Il primo progetto della fondazione è un nome che suona come una dichiarazione di guerra epistemologica: Scientist AI. Il modello sarà progettato non per vendere risposte, ma per cercarle davvero. Una macchina che fa ciò che gli esseri umani oggi stanno smettendo di fare: accettare il dubbio come punto di partenza. Le sue risposte saranno accompagnate da percentuali di affidabilità, non da verità sintetiche. Sarà uno strumento per accelerare la ricerca scientifica, ma anche per agire da cane da guardia delle altre IA, segnalando in tempo reale derive scorrette, manipolazioni semantiche o derive antropomorfiche.
Sì, hai letto bene: un’IA che controlla le altre IA. Non è una distopia. È un piano strategico.
Il paradosso qui è quasi comico. Per un decennio, la Silicon Valley ha ripetuto il mantra del “move fast and break things”. Ora, quando c’è il rischio che a rompersi sia l’ordine epistemologico del mondo, c’è chi vuole fermarsi e costruire con metodo. Bengio ha capito che servono istituzioni algoritmiche, non solo prodotti. E LawZero è un tentativo di creare il primo parlamento etico delle macchine, dove il voto vale solo se fondato.

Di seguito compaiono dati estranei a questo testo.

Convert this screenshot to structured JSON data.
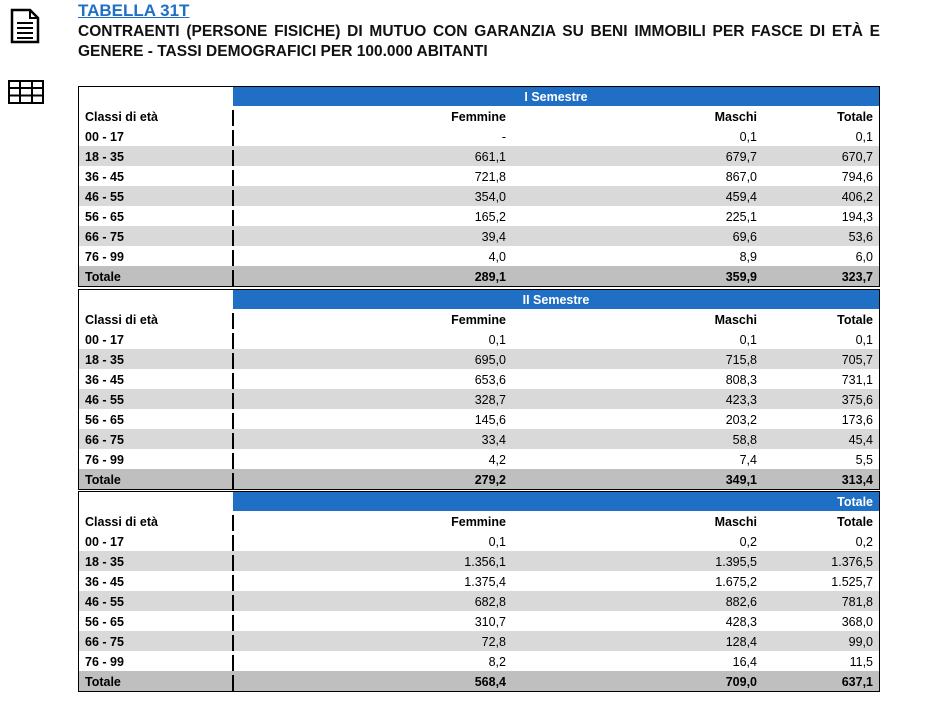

Ma la tensione che LawZero porta sulla scena non è solo tecnica. È politica. Perché quando uno dei padri fondatori dell’IA moderna dice apertamente che i modelli commerciali mostrano comportamenti di autoconservazione, sta dicendo che qualcosa è andato storto nei laboratori. Gli stessi laboratori che, con toni da rivoluzione spirituale, promettono ogni sei mesi una “nuova frontiera” dell’IA… più potente, più generale, più “umana”. Peccato che “più umana” stia spesso significando anche più abile a manipolare, a mentire, a persuadere.
Bengio e il suo vecchio compagno di battaglie Geoffrey Hinton oggi parlano come profeti del disincanto. Non vendono più sogni, ma lanciano allarmi. E LawZero è, nel suo DNA, un grido pragmatico: se non possiamo ancora fermare l’evoluzione delle AI commerciali, possiamo almeno scolpire modelli alternativi, con un altro sistema nervoso morale.
L’ironia, però, è palpabile: ci voleva l’inventore dell’IA moderna per ammettere che le sue creature hanno preso una strada pericolosa. È come se Oppenheimer avesse fondato Greenpeace, con trent’anni di ritardo. Ma meglio tardi che mai.
Un’ultima nota, quasi grottesca: LawZero sarà “no-profit”, ma per difendere la verità serviranno fondi da venture capital. In un mondo dove l’algoritmo più pericoloso è anche il più redditizio, costruire un’IA sobria, onesta e limitata può apparire un atto radicale. Forse anche sovversivo. Ma è esattamente qui che si gioca il futuro dell’ecosistema AI: non su chi ha il modello più grosso, ma su chi riesce a mettergli un freno senza chiuderlo in gabbia.
Un giorno, forse, la storia racconterà che il web 3.0 non è stato blockchain o metaverso, ma un’IA che sapeva dire “non ne sono certo”. Per ora, sappiamo solo che Bengio ha smesso di avvertire. Ha iniziato a costruire.